Компас - Матиас Энар
Шрифт:
Интервал:
Закладка:
Резюме
Многие истории связей европейских писателей и композиторов первой половины XIX века с Востоком давно уже исследованы. Нам довольно хорошо известны, например, подробности таких контактов, касающиеся Гёте или Гюго. Но есть и другая, совершенно поразительная история – об отношениях между научным ориентализмом и европейской литературой; она рассказывает о дружбе Оноре де Бальзака и австрийского востоковеда Йозефа фон Хаммер-Пургшталя (1774–1856) и не только знакомит нас с первым включением арабского текста в книгу, предназначенную для широкого круга французских читателей, но еще и подробно разъясняет смысл, доселе непонятный, диалога, в котором Гуго фон Гофмансталь выводит на сцену их обоих в Вене в 1842 году (sic); диалог этот называется «О персонажах романа и драмы» (1902). В нем исследуется зарождение артистического сообщества, которое, со времен ориенталиста Хаммер-Пургшталя, питает всю Западную Европу, от Гёте до Гофмансталя, включая Гюго, Рюккерта и самого Бальзака.
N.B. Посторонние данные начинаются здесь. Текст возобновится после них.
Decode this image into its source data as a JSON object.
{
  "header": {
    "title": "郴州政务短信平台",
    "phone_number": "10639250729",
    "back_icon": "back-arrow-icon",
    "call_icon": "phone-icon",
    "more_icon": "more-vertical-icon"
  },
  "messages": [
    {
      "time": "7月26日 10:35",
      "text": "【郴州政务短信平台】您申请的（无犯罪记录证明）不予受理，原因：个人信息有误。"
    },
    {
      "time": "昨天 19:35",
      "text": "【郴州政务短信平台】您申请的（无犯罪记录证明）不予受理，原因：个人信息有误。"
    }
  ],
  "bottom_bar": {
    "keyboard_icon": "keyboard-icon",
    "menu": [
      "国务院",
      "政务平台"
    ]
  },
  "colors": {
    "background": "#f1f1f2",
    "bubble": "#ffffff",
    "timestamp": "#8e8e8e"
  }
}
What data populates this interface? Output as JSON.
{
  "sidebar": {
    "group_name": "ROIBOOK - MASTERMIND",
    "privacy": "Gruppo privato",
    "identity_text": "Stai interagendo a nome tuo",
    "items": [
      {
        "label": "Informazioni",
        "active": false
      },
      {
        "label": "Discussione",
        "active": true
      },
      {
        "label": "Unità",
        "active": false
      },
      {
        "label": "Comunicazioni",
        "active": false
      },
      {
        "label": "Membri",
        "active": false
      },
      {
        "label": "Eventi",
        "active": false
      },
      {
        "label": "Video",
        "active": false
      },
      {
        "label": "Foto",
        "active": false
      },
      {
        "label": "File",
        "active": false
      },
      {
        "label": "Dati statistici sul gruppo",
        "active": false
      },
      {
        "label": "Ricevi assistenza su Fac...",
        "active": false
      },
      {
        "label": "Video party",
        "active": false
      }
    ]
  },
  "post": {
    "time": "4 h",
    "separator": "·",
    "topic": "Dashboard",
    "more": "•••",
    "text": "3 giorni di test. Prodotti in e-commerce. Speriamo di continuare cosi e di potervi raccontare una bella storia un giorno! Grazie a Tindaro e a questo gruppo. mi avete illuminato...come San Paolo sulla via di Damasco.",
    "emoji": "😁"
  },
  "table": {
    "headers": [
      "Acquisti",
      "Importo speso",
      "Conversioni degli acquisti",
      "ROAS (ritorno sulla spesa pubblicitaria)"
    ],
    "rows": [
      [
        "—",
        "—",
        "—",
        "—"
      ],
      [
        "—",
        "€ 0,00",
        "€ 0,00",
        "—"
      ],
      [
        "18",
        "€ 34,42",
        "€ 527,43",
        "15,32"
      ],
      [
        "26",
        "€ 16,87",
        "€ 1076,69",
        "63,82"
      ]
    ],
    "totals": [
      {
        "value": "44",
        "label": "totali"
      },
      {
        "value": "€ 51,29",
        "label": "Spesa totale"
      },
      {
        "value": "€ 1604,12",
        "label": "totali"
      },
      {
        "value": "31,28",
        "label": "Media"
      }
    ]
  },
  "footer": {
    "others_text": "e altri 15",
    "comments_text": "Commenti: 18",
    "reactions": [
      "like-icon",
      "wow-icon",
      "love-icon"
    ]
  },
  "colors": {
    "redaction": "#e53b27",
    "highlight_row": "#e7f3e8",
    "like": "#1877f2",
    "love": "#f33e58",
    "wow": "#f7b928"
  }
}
Это резюме безупречно; а я и забыл о самой статье – по ее словам, «типично венской», – Сара тогда попросила меня разыскать гравюру с изображением Хайнфельда, которую Хаммер отправил Бальзаку вскоре после его пребывания в замке. Она добавляет французский камень в здание теории (кстати, поддержанной Гофмансталем), согласно которой Австрия – страна встреч, пограничная земля, куда более щедрая на контакты и взаимодействие, нежели Германия, которая, напротив, пытается выдавить чужаков из своей культуры, жить лишь собственными ресурсами, замкнуться в себе (по Сариному выражению), даже если эта тенденция рискует привести ее к самой жестокой агрессии. Такая идея заслуживает глубокого исследования; кажется, я получил эту статью в Стамбуле, значит, если судить по ее записке, где она спрашивает, куда я еду – в Вену или в Тюбинген, она благодарит меня за фотографии, которые просила ей прислать, хотя это мне следовало бы поблагодарить ее за возможность открыть для себя великолепный стамбульский квартал Хаскёй, куда я сам никогда не попал бы: эта окраина, затерянная в глубине Золотого Рога, не посещается туристами и далека от типичного облика османской столицы; надо бы порыться в бумагах, – может, я найду то письмо, где она просит меня поехать и сфотографировать для нее (сегодня Интернет, конечно, уже сделал ненужными подобные экскурсии) лицей Всемирного еврейского альянса[167], в котором учился ее прадед со стороны матери в девяностых годах XIX века; было что-то волнующее в том, чтобы отправиться без нее, одному, на осмотр тех мест, откуда, так сказать, пошел ее род и она сама, хотя ни она, ни даже ее мать никогда их не видели. Мне совершенно неизвестно, каким образом еврей из Турции ухитрился попасть во французский Алжир до начала Первой мировой войны, да и Сара как будто ничего об этом не знает, – вот еще одна из многочисленных тайн XX столетия, за которыми часто скрываются жестокость и горе.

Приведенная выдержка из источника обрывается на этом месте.